Agradar aos judeus era ato político que agradava também ao sistema. Vemos aí, uma atitude de interesse, não de uma pessoa que se preocupa com a verdade e sim com seu status quo, com seu conforto e bem estar visando preservar sua situação.
O sono de Pedro nos mostra a sua tranquilidade e confiança, em sua entrega. Confia porque tem fé, porque sabe que não está só e que não será desamparado, viveu e testemunhou o Messias e confia que o Pai virá em seu encontro. Não creio que pensava que seria da forma como sucedeu, enviando um anjo para libertá-lo, mas na confiança da ressurreição e no seu encontro com o Ressuscitado. Pedro não teme a morte, porque sabe em seu coração que esta foi vencida.
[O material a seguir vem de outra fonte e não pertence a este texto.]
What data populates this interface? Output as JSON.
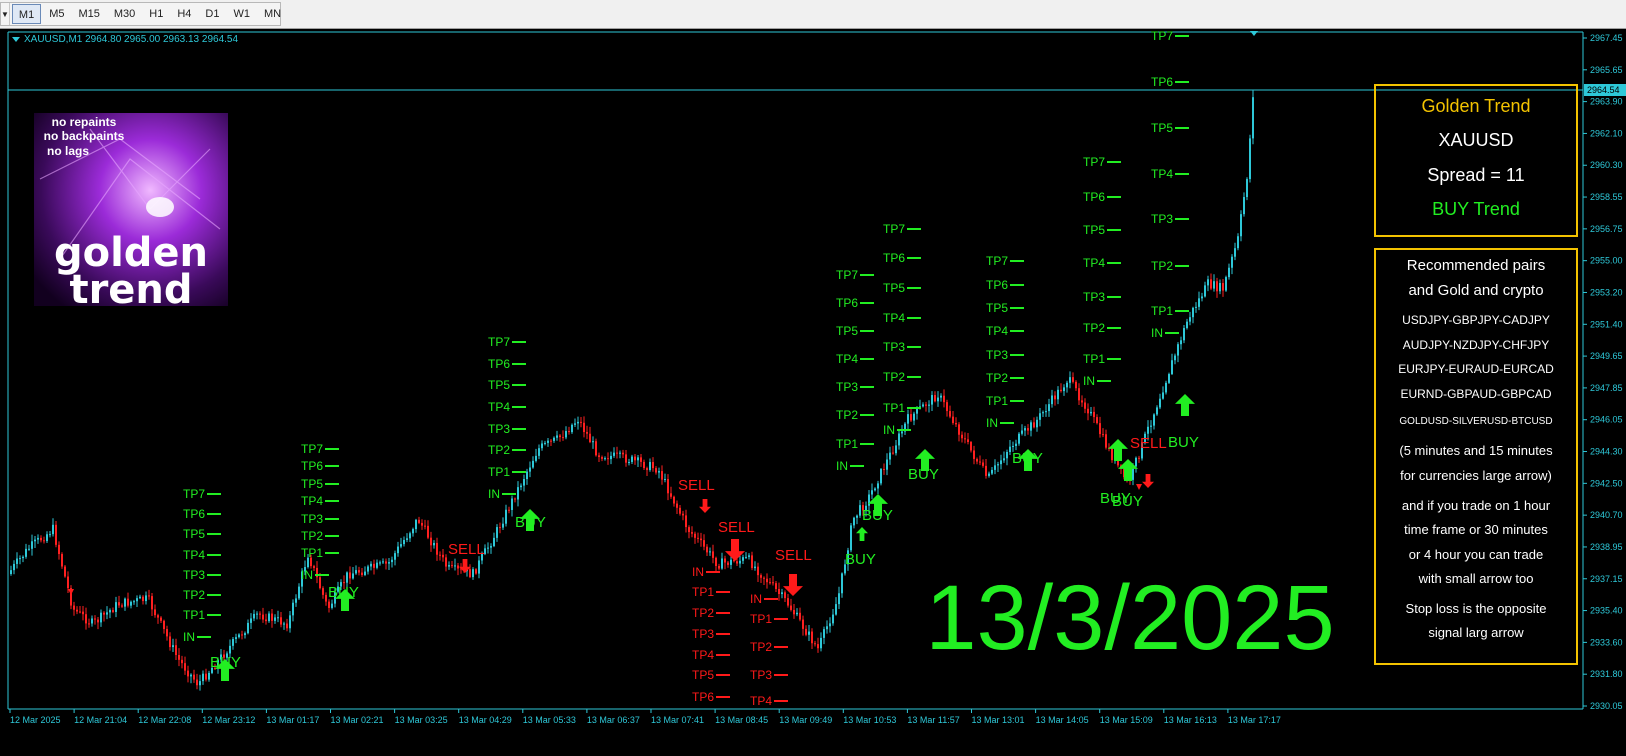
{
  "toolbar": {
    "timeframes": [
      "M1",
      "M5",
      "M15",
      "M30",
      "H1",
      "H4",
      "D1",
      "W1",
      "MN"
    ],
    "active_timeframe": "M1"
  },
  "chart": {
    "symbol_info": "XAUUSD,M1  2964.80 2965.00 2963.13 2964.54",
    "current_price": "2964.54",
    "price_axis": [
      "2967.45",
      "2965.65",
      "2963.90",
      "2962.10",
      "2960.30",
      "2958.55",
      "2956.75",
      "2955.00",
      "2953.20",
      "2951.40",
      "2949.65",
      "2947.85",
      "2946.05",
      "2944.30",
      "2942.50",
      "2940.70",
      "2938.95",
      "2937.15",
      "2935.40",
      "2933.60",
      "2931.80",
      "2930.05"
    ],
    "time_axis": [
      "12 Mar 2025",
      "12 Mar 21:04",
      "12 Mar 22:08",
      "12 Mar 23:12",
      "13 Mar 01:17",
      "13 Mar 02:21",
      "13 Mar 03:25",
      "13 Mar 04:29",
      "13 Mar 05:33",
      "13 Mar 06:37",
      "13 Mar 07:41",
      "13 Mar 08:45",
      "13 Mar 09:49",
      "13 Mar 10:53",
      "13 Mar 11:57",
      "13 Mar 13:01",
      "13 Mar 14:05",
      "13 Mar 15:09",
      "13 Mar 16:13",
      "13 Mar 17:17"
    ],
    "big_date": "13/3/2025",
    "colors": {
      "bull": "#2ec8d8",
      "bear": "#ff2020",
      "buy": "#22ee22",
      "sell": "#ff1a1a",
      "axis": "#2ec8d8",
      "panel_border": "#f3c300"
    }
  },
  "logo": {
    "line1": "no repaints",
    "line2": "no backpaints",
    "line3": "no lags",
    "word1": "golden",
    "word2": "trend"
  },
  "signals": [
    {
      "label": "BUY",
      "type": "buy"
    },
    {
      "label": "BUY",
      "type": "buy"
    },
    {
      "label": "SELL",
      "type": "sell"
    },
    {
      "label": "BUY",
      "type": "buy"
    },
    {
      "label": "SELL",
      "type": "sell"
    },
    {
      "label": "SELL",
      "type": "sell"
    },
    {
      "label": "SELL",
      "type": "sell"
    },
    {
      "label": "BUY",
      "type": "buy"
    },
    {
      "label": "BUY",
      "type": "buy"
    },
    {
      "label": "BUY",
      "type": "buy"
    },
    {
      "label": "BUY",
      "type": "buy"
    },
    {
      "label": "BUY",
      "type": "buy"
    },
    {
      "label": "BUY",
      "type": "buy"
    },
    {
      "label": "SELL",
      "type": "sell"
    },
    {
      "label": "BUY",
      "type": "buy"
    }
  ],
  "levels": {
    "entry": "IN",
    "tp": [
      "TP1",
      "TP2",
      "TP3",
      "TP4",
      "TP5",
      "TP6",
      "TP7"
    ]
  },
  "info_panel": {
    "title": "Golden Trend",
    "symbol": "XAUUSD",
    "spread": "Spread = 11",
    "trend": "BUY Trend"
  },
  "recommend_panel": {
    "title_line1": "Recommended pairs",
    "title_line2": "and Gold and crypto",
    "pairs1": "USDJPY-GBPJPY-CADJPY",
    "pairs2": "AUDJPY-NZDJPY-CHFJPY",
    "pairs3": "EURJPY-EURAUD-EURCAD",
    "pairs4": "EURND-GBPAUD-GBPCAD",
    "pairs5": "GOLDUSD-SILVERUSD-BTCUSD",
    "note1": "(5 minutes and 15 minutes",
    "note2": "for currencies large arrow)",
    "note3": "and if you trade on 1 hour",
    "note4": "time frame or 30 minutes",
    "note5": "or 4 hour you can trade",
    "note6": "with small arrow too",
    "note7": "Stop loss is the opposite",
    "note8": "signal larg arrow"
  }
}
Ainda na visita do anjo a Pedro, vemos os comandos: levanta-te, cinge-te, calça suas sandálias, envolve-te no manto e segue-me. É o envio missionário e a afirmação de que sua hora ainda não chegou, há muito a fazer, ainda precisa servir e liderar a comunidade.
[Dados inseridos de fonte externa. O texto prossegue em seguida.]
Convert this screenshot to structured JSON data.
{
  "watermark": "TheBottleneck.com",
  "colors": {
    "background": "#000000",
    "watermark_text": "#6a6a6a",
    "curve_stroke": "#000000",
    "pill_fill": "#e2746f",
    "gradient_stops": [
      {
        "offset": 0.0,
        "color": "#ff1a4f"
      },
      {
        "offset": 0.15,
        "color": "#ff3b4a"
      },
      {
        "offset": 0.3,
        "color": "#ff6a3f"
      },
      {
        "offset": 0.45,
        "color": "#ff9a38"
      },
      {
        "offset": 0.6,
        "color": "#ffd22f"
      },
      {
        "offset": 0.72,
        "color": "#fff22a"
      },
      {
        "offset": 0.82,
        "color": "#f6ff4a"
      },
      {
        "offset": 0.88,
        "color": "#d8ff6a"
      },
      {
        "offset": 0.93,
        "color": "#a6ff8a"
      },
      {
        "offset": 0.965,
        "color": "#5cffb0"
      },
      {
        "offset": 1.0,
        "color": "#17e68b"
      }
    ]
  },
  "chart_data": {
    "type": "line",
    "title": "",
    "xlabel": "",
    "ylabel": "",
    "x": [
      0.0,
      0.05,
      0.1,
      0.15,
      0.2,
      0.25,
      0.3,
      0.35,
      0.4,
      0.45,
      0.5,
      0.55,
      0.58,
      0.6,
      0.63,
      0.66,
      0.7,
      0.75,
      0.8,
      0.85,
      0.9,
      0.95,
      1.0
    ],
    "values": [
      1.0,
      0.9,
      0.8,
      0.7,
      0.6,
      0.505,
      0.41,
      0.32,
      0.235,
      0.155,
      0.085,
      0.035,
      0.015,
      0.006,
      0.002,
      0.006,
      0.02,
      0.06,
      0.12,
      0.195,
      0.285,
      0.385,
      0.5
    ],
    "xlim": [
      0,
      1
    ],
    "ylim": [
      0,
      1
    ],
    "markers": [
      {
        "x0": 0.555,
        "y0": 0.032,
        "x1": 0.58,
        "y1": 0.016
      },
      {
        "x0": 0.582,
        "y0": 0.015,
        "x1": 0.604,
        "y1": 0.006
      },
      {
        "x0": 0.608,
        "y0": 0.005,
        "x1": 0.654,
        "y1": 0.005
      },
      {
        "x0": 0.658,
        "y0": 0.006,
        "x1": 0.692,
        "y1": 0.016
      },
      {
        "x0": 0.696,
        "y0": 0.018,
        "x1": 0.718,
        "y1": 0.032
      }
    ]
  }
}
Vemos então essa comunidade que ora por Pedro, povo que ora porque tem fé, clamando a Deus por sua vida. Deus atende o clamor de seu povo, liberta Pedro para que possa também ajudar a guiá-los à verdadeira liberdade.
Essa mesma tranquilidade e confiança vamos encontrar em Paulo (2Tm 4,6-8.17-18) que, acostumado ao trabalho manual, se sente impotente, sabe que seu destino também será a morte, mas como Pedro confia e se tranquiliza na certeza de ter feito o que estava ao seu alcance para servir a comunidade dos gentios anunciando e instruindo em como fazer o Reino de Deus germinar, mediante o seguimento de Jesus. Paulo trabalha com grande fervor e convicção, desempenho de um verdadeiro atleta, luta por aquilo que crê sem medir esforços, agiu assim na perseguição aos cristãos e age agora em defesa de sua missão.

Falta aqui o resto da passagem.